安倍首相は7月17日、2500億円かかる新国立競技場建設計画を白紙に戻すと表明しました。あまりにも国民に不人気なので、あわてて方針転換したのでしょう。
 
一方、集団的自衛権行使を認める安全保障関連法案も不人気ですが、こちらはあくまで成立を目指すようです。
この違いはなにかというと、新国立競技場のほうはソロバン勘定だけなのに、安保法案のほうは複雑な心理がからんでいることです。
 
もちろん安保法制はアメリカの要請があってやっていることですが、安倍政権はアメリカの要請以上に前のめりになってやっています。その理由は、白井聡氏が「永続敗戦論」で書いたところの「敗戦の否認」でしょう。

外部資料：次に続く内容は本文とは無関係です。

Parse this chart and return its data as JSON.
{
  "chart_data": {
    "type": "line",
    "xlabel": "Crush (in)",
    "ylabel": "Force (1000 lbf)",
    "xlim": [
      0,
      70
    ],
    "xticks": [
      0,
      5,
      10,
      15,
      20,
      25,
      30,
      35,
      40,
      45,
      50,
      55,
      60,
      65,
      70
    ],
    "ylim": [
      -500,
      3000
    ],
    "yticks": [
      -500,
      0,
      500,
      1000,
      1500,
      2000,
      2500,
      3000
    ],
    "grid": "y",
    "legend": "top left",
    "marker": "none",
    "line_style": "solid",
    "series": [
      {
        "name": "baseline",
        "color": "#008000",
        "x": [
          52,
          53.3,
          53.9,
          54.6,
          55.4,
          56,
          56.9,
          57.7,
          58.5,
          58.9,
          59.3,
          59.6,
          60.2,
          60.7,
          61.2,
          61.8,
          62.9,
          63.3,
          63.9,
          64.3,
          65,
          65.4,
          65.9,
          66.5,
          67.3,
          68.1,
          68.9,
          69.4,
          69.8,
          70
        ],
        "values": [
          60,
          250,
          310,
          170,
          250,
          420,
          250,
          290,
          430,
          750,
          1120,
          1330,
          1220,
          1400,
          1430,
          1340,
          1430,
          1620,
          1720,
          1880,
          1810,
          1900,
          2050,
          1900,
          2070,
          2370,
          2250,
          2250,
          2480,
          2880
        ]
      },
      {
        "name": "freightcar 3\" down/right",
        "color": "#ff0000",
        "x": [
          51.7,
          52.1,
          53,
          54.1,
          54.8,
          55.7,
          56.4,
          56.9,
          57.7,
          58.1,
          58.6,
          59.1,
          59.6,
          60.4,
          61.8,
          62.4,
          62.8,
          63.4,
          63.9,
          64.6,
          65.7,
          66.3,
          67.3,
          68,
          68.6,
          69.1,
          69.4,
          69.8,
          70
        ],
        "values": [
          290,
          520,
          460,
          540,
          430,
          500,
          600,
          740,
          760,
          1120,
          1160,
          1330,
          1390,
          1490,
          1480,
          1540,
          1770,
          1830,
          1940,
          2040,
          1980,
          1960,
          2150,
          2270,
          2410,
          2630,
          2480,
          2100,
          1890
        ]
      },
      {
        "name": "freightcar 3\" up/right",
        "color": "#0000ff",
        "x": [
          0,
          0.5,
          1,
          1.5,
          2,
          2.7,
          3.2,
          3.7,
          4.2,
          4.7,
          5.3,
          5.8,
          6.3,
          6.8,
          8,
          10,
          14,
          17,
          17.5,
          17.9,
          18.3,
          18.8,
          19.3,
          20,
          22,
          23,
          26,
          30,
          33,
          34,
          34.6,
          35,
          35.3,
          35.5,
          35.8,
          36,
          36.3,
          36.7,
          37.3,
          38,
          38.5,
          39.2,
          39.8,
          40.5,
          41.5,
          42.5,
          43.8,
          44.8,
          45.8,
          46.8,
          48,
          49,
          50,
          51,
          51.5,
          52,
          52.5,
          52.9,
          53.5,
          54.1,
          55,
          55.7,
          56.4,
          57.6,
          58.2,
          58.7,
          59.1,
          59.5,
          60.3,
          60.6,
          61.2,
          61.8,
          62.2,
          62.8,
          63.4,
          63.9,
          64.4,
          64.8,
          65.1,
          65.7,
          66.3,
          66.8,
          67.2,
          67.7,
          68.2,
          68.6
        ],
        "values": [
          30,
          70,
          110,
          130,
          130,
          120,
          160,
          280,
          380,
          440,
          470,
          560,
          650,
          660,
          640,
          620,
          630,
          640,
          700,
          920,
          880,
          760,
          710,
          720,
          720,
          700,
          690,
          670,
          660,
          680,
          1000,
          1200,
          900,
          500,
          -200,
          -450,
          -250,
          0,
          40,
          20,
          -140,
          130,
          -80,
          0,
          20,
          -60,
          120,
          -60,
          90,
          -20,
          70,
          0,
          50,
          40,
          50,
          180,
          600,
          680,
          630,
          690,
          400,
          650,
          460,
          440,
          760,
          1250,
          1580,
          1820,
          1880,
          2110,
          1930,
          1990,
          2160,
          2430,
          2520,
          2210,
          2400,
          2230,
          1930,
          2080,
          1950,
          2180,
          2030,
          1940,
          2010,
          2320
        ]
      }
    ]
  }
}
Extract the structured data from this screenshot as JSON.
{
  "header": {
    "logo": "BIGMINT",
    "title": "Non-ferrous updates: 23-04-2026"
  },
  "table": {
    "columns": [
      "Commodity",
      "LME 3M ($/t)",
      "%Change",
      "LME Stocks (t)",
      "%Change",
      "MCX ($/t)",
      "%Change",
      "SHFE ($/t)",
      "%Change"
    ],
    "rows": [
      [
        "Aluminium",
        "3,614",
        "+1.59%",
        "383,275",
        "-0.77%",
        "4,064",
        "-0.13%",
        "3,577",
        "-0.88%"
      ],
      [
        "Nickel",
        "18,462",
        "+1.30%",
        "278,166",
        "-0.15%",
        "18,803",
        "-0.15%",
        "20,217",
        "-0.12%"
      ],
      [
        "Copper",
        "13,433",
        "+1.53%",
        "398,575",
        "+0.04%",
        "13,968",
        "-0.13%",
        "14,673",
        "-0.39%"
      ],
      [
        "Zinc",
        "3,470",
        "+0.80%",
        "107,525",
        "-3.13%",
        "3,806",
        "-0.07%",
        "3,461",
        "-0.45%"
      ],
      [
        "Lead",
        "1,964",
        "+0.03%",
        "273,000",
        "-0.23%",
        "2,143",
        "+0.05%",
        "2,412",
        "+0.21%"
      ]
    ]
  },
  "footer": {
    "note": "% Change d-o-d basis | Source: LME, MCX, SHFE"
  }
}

日本人は「敗戦」を「終戦」と言い換えたように、敗戦という事実を心理的に受け入れることができず、その結果「永続敗戦」状態になっているというのが白井聡氏の説です。
 
日本はサンフランシスコ講和条約締結によって主権を回復したことになっていますが、そのときはまだアメリカの属国状態でした。しかし、敗戦を否認している人は属国状態も否認するわけで、そのため今にいたるも属国状態を解消することができていません。
 
その現実をごまかし通そうというのが日本の右翼のやり方です。
たとえば、憲法9条改正はアメリカの要請ですが、右翼は憲法9条はアメリカの押しつけだから改正するのだと主張するので、わけがわかりません。
 
もっとも左翼も、もともと日本を属国化するためのものである憲法9条を人類の理想だと言ってごまかしているわけですが(米軍に頼っているのでは理想になりません)
 
右翼も左翼も日本が属国状態にあることを否認しているので、安保法制についての議論がわかりにくくなります。たとえば、安倍首相はこんなたとえ話をしました。
 
「安倍は生意気だから殴ろうという不良が突然、(安倍を助けてくれようと一緒にいて)前を歩いていた麻生さんに殴りかかったとしよう。このような場合は私も麻生さんを守る。今回の法制で可能だ」
 
このたとえ話については、戦争を不良の喧嘩にたとえるのはおかしいという批判があり、このケースは個別的自衛権で対応できるという批判もあります。
 
さらに言うと、この場合の「麻生さん」というのはアメリカのことです。世界最強のアメリカに殴りかかる国があるかという疑問がありますし、かりに殴りかかる国があったとしても、アメリカは日本の助けなどなしに対処できるはずです。
 
集団的自衛権というと、弱い国が助け合うようなイメージがありますが、アメリカの国土が侵略を受けて、日本の助けが必要とされるという状況は絶対に考えられません。
アメリカが攻撃されるのは、アフガンでもイラクでもそうですが、アメリカが侵略して、向こうが自衛権の発動として攻撃してくる場合です。侵略されるほうは、アメリカ軍が世界最強であろうが戦います。
その場合、日本が「後方支援」すると、侵略の片棒を担ぐことになります。
 
アメリカ軍はなぜ中東にいるのでしょうか。中東の安定のためとかイスラエルを守るためとか言うでしょうが、日本はそれに賛同できるでしょうか。
 
安保法制に反対するほうもこうした議論をしません。アメリカ批判がタブーのようになっているからです。
 
安保法制批判をするよりアメリカ批判をしたほうが、手っ取り早くてわかりやすいはずです。